On Friday morning Polish time, Novak Djokovic was eliminated from the Australian Open. The 24-time Grand Slam winner retired after the first set of the match against Alexander Zverev. The Serb conceded the match after losing the first game 6-7.
– I did everything I could to cope with the injury as best as possible. I took medicine and bandaged my leg. However, at the end of the first set I started to feel even more pain and I couldn't continue playing, Djokovic said at a press conference.
– I think if I won the first set, I would try to play a few more games, maybe one set. But it got worse, it was a muscle tear. Two years ago I won the tournament with an injury, but now it hurt even more. I thought that a two-day break would help, but it didn't, added the Serbian tennis player.
Scandal in Melbourne before Djokovic's match
Before Djokovic's match with Zverev, there was a scandal in Melbourne, which was noticed by the Serbian media. The website kurir.rs noted that a scandalous photo appeared on the website X on the account of the “Youth of the Croatian Liberation Movement”.

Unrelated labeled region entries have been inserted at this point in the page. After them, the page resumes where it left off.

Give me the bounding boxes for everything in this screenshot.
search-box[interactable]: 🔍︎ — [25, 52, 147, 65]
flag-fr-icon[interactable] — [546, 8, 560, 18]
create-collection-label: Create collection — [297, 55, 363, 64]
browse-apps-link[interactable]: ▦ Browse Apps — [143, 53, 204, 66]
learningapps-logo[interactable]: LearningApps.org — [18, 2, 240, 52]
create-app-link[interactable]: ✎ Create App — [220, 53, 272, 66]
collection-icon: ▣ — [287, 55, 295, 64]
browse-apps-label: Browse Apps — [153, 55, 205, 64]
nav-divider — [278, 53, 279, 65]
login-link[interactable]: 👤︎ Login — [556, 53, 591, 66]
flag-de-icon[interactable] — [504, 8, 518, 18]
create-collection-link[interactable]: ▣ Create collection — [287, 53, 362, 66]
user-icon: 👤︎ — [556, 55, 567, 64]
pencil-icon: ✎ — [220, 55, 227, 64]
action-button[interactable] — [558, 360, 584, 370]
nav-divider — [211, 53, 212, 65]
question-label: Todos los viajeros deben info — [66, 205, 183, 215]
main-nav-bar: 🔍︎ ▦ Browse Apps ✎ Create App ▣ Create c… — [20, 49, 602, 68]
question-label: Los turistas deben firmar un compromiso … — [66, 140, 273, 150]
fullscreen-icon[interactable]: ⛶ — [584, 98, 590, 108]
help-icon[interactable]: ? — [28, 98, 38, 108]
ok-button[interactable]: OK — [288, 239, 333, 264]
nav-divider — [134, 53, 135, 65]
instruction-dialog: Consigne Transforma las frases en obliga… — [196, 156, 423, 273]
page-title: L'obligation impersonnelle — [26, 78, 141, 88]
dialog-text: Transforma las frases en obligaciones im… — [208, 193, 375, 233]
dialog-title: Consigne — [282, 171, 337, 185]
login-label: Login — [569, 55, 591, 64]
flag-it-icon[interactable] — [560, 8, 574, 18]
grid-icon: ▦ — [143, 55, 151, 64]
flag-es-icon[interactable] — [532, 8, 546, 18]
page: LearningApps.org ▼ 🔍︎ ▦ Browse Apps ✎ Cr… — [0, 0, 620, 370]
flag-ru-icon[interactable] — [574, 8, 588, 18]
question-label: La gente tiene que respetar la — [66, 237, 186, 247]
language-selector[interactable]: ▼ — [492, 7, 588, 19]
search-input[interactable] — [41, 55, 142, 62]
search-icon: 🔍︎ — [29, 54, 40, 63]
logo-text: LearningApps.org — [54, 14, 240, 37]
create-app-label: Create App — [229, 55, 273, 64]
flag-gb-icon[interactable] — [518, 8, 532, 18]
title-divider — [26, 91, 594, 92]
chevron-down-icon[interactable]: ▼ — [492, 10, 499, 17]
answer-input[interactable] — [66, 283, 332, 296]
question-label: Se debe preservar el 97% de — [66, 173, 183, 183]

It showed a tram in Melbourne with a photo of Djokovic on it. A large letter “U”, a symbol of the Ustasha movement, was painted on the Serbian tennis player's face with red spray. “The fact that the photo appeared on this profile probably means that it was the work of Croatian nationalists,” it was written on the Serbian website.
Serbs recalled that the Ustaše is a fascist movement that promoted the creation of a “great Croatia” and persecuted and murdered Serbs, Jews and Roma. At the end of World War II, a large part of the Ustasha was murdered or arrested, but some managed to escape from Yugoslavia. Some of them – like the Serbs – found refuge in Australia, where their descendants live to this day.